What Natural Interventions May Be Beneficial for Acetaminophen and NSAID Toxicity?

  • N-acetylcysteine (NAC). High dose NAC is a conventional treatment for acetaminophen overdose. Taking at least 600 mg NAC anytime acetaminophen is used may help prevent liver toxicity.
  • Methionine. Methionine, a precursor to glutathione and other cellular antioxidants, may be used as an alternative to NAC.
  • S-adenosylmethionine (SAMe). Levels of SAMe, a derivative of methionine, are decreased in the presence of acetaminophen. One animal study showed comparable efficacy of SAMe and NAC after acetaminophen overdose.

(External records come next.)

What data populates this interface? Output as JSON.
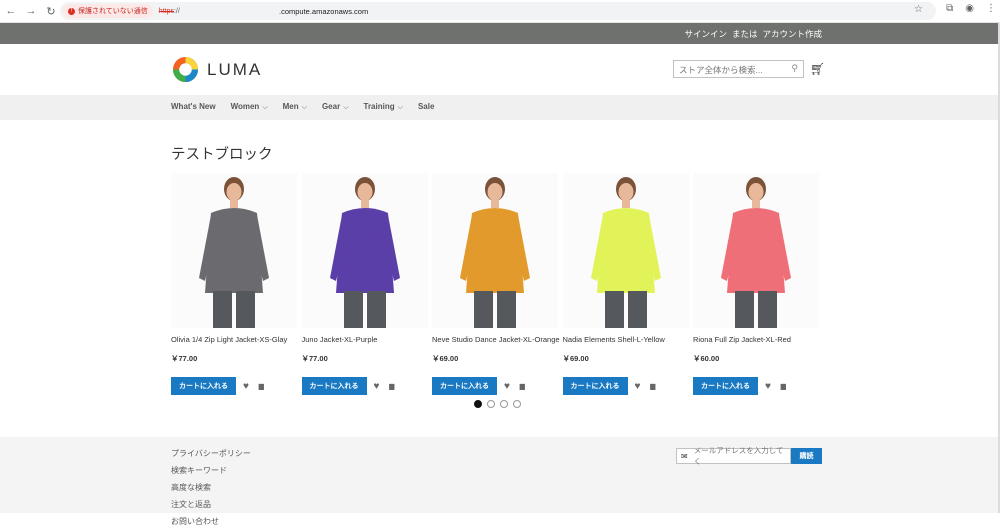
{
  "browser": {
    "security_warning": "保護されていない通信",
    "url_scheme": "https",
    "url_scheme_rest": "://",
    "url_host": ".compute.amazonaws.com"
  },
  "header": {
    "signin": "サインイン",
    "or": "または",
    "create_account": "アカウント作成",
    "logo_text": "LUMA",
    "search_placeholder": "ストア全体から検索..."
  },
  "nav": {
    "items": [
      {
        "label": "What's New",
        "has_caret": false
      },
      {
        "label": "Women",
        "has_caret": true
      },
      {
        "label": "Men",
        "has_caret": true
      },
      {
        "label": "Gear",
        "has_caret": true
      },
      {
        "label": "Training",
        "has_caret": true
      },
      {
        "label": "Sale",
        "has_caret": false
      }
    ]
  },
  "block": {
    "title": "テストブロック"
  },
  "products": [
    {
      "name": "Olivia 1/4 Zip Light Jacket-XS-Glay",
      "price": "￥77.00",
      "color": "#6b6a6e"
    },
    {
      "name": "Juno Jacket-XL-Purple",
      "price": "￥77.00",
      "color": "#5b3fa8"
    },
    {
      "name": "Neve Studio Dance Jacket-XL-Orange",
      "price": "￥69.00",
      "color": "#e39a2d"
    },
    {
      "name": "Nadia Elements Shell-L-Yellow",
      "price": "￥69.00",
      "color": "#e2f35a"
    },
    {
      "name": "Riona Full Zip Jacket-XL-Red",
      "price": "￥60.00",
      "color": "#ef6f78"
    }
  ],
  "product_actions": {
    "add_to_cart": "カートに入れる"
  },
  "carousel": {
    "pages": 4,
    "active": 0
  },
  "footer": {
    "links": [
      "プライバシーポリシー",
      "検索キーワード",
      "高度な検索",
      "注文と返品",
      "お問い合わせ"
    ],
    "newsletter_placeholder": "メールアドレスを入力してく",
    "subscribe": "購読"
  }
}
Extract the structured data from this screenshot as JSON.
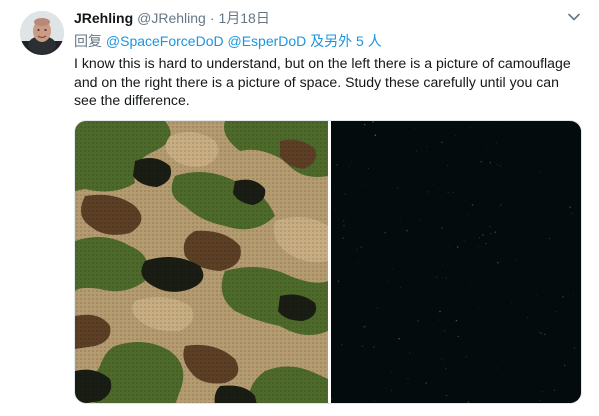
{
  "tweet": {
    "display_name": "JRehling",
    "handle": "@JRehling",
    "separator": "·",
    "date": "1月18日",
    "reply_prefix": "回复",
    "reply_mentions": [
      "@SpaceForceDoD",
      "@EsperDoD"
    ],
    "reply_suffix": "及另外 5 人",
    "text": "I know this is hard to understand, but on the left there is a picture of camouflage and on the right there is a picture of space. Study these carefully until you can see the difference."
  },
  "icons": {
    "avatar": "user-avatar",
    "caret": "chevron-down-icon"
  },
  "colors": {
    "link": "#1b95e0",
    "muted": "#657786",
    "text": "#14171a",
    "camo_khaki": "#b49b70",
    "camo_tan": "#c8ad82",
    "camo_green": "#4e6a2b",
    "camo_brown": "#5d3f26",
    "camo_dark": "#1a1d14",
    "space": "#040b0c"
  }
}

  • Selenium. Selenium is a cofactor for enzymes that synthesize glutathione and detoxify acetaminophen. Selenium deficiency may decrease the acetaminophen dose necessary to produce toxicity, and coadministration with NAC may be more effective than NAC alone.
  • Carotenoids. Several carotenoids, including lutein and lycopene, have been shown in animal models to exert protective effects against acetaminophen toxicity.
  • Silymarin. Silymarin, a mixture of compounds from milk thistle, has been shown to protect against acetaminophen toxicity and may be more effective than NAC if treatment is delayed after overdose.
  • Other natural interventions that may protect against acetaminophen toxicity include curcumin, polyphenols such as resveratrol and green tea extract, coenzyme Q10, several botanicals such as Ginkgo biloba and garlic, and others.
  • Natural interventions such as zinc-carnosine, licorice, and Boswellia serrata may protect against the gastrointestinal side effects of NSAIDs.